Probably, the most straightforward approach to make variations in delay time is to create a number of LuxR mutants with different sensitivity. We thought the higher the sensitivity is, the shorter the delay time would be. The lower the sensitivity is, the slower the switch response should be.

At least, two papers on LuxR mutants (1),(2) are available. Among the many candidates, we chose the following three mutations;

  1. Ile45Phe: This mutation make LuxR 10x more sensitive to Lux-type AHL(1)
  2. Leu42Ala: Sensitivity (to AHL) becomes 1/15 of the wildtype LuxR(2)
  3. Leu42Ser: Sensitivity (to AHL) becomes 1/1,000 of the wildtype LuxR(2)

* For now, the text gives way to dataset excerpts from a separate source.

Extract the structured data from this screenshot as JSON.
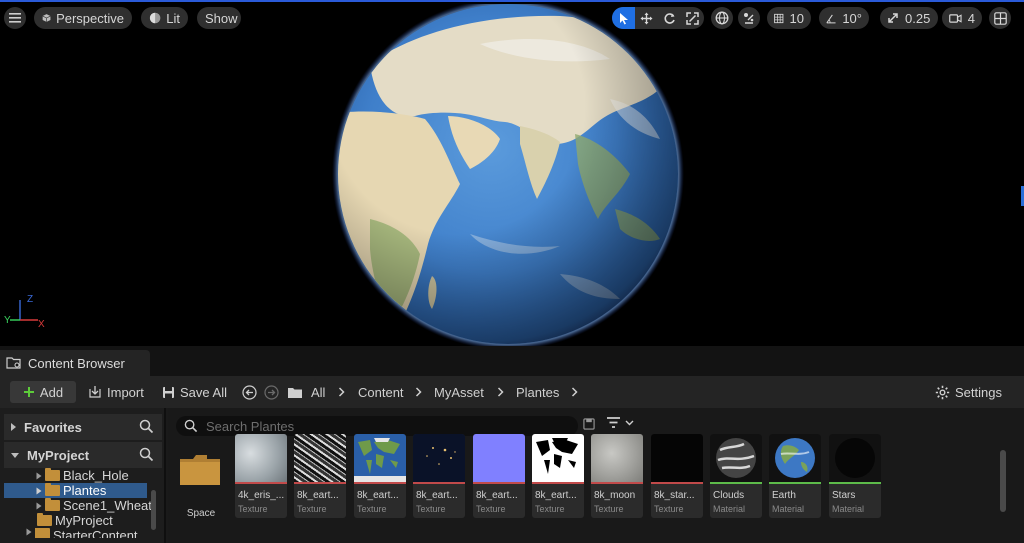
{
  "viewport": {
    "perspective_label": "Perspective",
    "lit_label": "Lit",
    "show_label": "Show",
    "grid_snap_value": "10",
    "rotation_snap_value": "10°",
    "scale_snap_value": "0.25",
    "camera_speed_value": "4",
    "axis": {
      "z": "Z",
      "y": "Y",
      "x": "X"
    }
  },
  "content_browser": {
    "tab_label": "Content Browser",
    "toolbar": {
      "add_label": "Add",
      "import_label": "Import",
      "save_all_label": "Save All",
      "settings_label": "Settings"
    },
    "breadcrumb": [
      "All",
      "Content",
      "MyAsset",
      "Plantes"
    ],
    "sidebar": {
      "favorites_label": "Favorites",
      "project_label": "MyProject",
      "tree": [
        {
          "label": "Black_Hole"
        },
        {
          "label": "Plantes",
          "selected": true
        },
        {
          "label": "Scene1_Wheat"
        },
        {
          "label": "MyProject"
        },
        {
          "label": "StarterContent"
        }
      ]
    },
    "search": {
      "placeholder": "Search Plantes",
      "value": ""
    },
    "folder": {
      "label": "Space"
    },
    "assets": [
      {
        "name": "4k_eris_...",
        "type": "Texture",
        "bar_color": "#c14a4a"
      },
      {
        "name": "8k_eart...",
        "type": "Texture",
        "bar_color": "#c14a4a"
      },
      {
        "name": "8k_eart...",
        "type": "Texture",
        "bar_color": "#c14a4a"
      },
      {
        "name": "8k_eart...",
        "type": "Texture",
        "bar_color": "#c14a4a"
      },
      {
        "name": "8k_eart...",
        "type": "Texture",
        "bar_color": "#c14a4a"
      },
      {
        "name": "8k_eart...",
        "type": "Texture",
        "bar_color": "#c14a4a"
      },
      {
        "name": "8k_moon",
        "type": "Texture",
        "bar_color": "#c14a4a"
      },
      {
        "name": "8k_star...",
        "type": "Texture",
        "bar_color": "#c14a4a"
      },
      {
        "name": "Clouds",
        "type": "Material",
        "bar_color": "#5dbb4a"
      },
      {
        "name": "Earth",
        "type": "Material",
        "bar_color": "#5dbb4a"
      },
      {
        "name": "Stars",
        "type": "Material",
        "bar_color": "#5dbb4a"
      }
    ],
    "colors": {
      "accent": "#1f6fe3",
      "selection": "#2f5a8c",
      "folder": "#c28f3a"
    }
  }
}
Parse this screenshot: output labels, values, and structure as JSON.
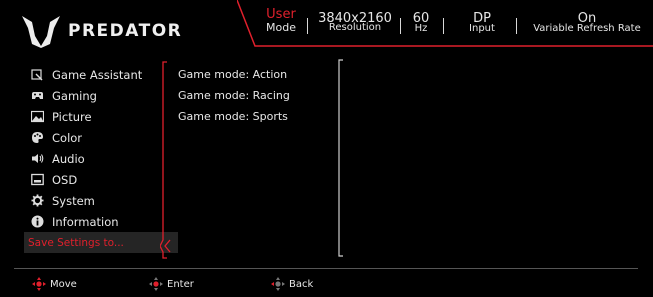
{
  "brand": {
    "name": "PREDATOR",
    "logo_icon": "predator-logo-icon"
  },
  "status": {
    "mode_value": "User",
    "mode_label": "Mode",
    "resolution_value": "3840x2160",
    "resolution_label": "Resolution",
    "refresh_value": "60",
    "refresh_label": "Hz",
    "input_value": "DP",
    "input_label": "Input",
    "vrr_value": "On",
    "vrr_label": "Variable Refresh Rate"
  },
  "menu": {
    "items": [
      {
        "label": "Game Assistant",
        "icon": "game-assistant-icon"
      },
      {
        "label": "Gaming",
        "icon": "gamepad-icon"
      },
      {
        "label": "Picture",
        "icon": "picture-icon"
      },
      {
        "label": "Color",
        "icon": "palette-icon"
      },
      {
        "label": "Audio",
        "icon": "speaker-icon"
      },
      {
        "label": "OSD",
        "icon": "osd-icon"
      },
      {
        "label": "System",
        "icon": "gear-icon"
      },
      {
        "label": "Information",
        "icon": "info-icon"
      }
    ],
    "save_label": "Save Settings to..."
  },
  "game_modes": [
    {
      "label": "Game mode:",
      "value": "Action"
    },
    {
      "label": "Game mode:",
      "value": "Racing"
    },
    {
      "label": "Game mode:",
      "value": "Sports"
    }
  ],
  "footer": {
    "move_label": "Move",
    "enter_label": "Enter",
    "back_label": "Back"
  },
  "colors": {
    "accent": "#e0202c",
    "background": "#000000",
    "selected": "#252525"
  }
}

It was argued that the presence of the bulky side chain of L42 in LuxR (corresponding to A38 in TraR) would cause a reduction in the space available for the acyl side chain thereby significantly reducing the binding affinity to AHL molecules.

Fig. 1 I45F mutation
Fig. 1 I45F mutation
Fig. 2 L42A,S mutation
Fig. 2 L42A,S mutation
Fig. 1, Fig. 2 Hypothetical positions of residues in TraR corresponding to those found to modulate acyl-HSL specificity in LuxR. The crystal structure of the LuxR homologue TraR (PDB 1L3L) has been determined(3).


Experiment

Mutant construction:
Using sewing PCR, we introduced each of three above mutations into LuxR. Some of the parts are await for sequence verification.

Test communication:

  1. Transformed sender (Ptet-luxI), mutant LuxR Receiver (Ptet-mLuxR-Plux-GFP) and WT LuxR Receiver into E. coli strains (JW1908)
  2. Separately inoculated Sender, WT Receiver (wild type luxR/JW1908) and mutated Receiver (1point mutation/JW1908) in liquid media for 12 h at 37°C.
  3. Inoculated again in liquid media upto about OD600=2 at 37°C
  4. Washed, adjusted the cell density, and mixed them. (Sender:Receiver=1000μL:1000μL)
  5. Incubated at 30°C, measuring the fluorescent intensity intermittently
  • Sender
  • Receivers
BBa_S03623

Image:LuxI-sender Chiba.gif

  • mutant LuxR Receiver

Image:Mutant-LuxR-genetic-circuit_Chiba.gif

Image:High-Copy-Receiver Chiba.gif

Status (Ongoing)

  1. We have constructed all three mutants described above.
  2. We haven't seen any noticeable difference in response-time between wt-luxR and I45F (hyper-sensitive) mutant of LuxR. Sucks big time. We think this is probably due to that LuxR is already sensitive enough.
  3. We have just constructed Leu42 mutants, but they are waiting for the sequence verification (as of Oct 29th). We will conduct the communication experiment as soon as sequencing get completed. Hope we will see the significant time-delay, ideally without any decrease in the endpoint signal intensity.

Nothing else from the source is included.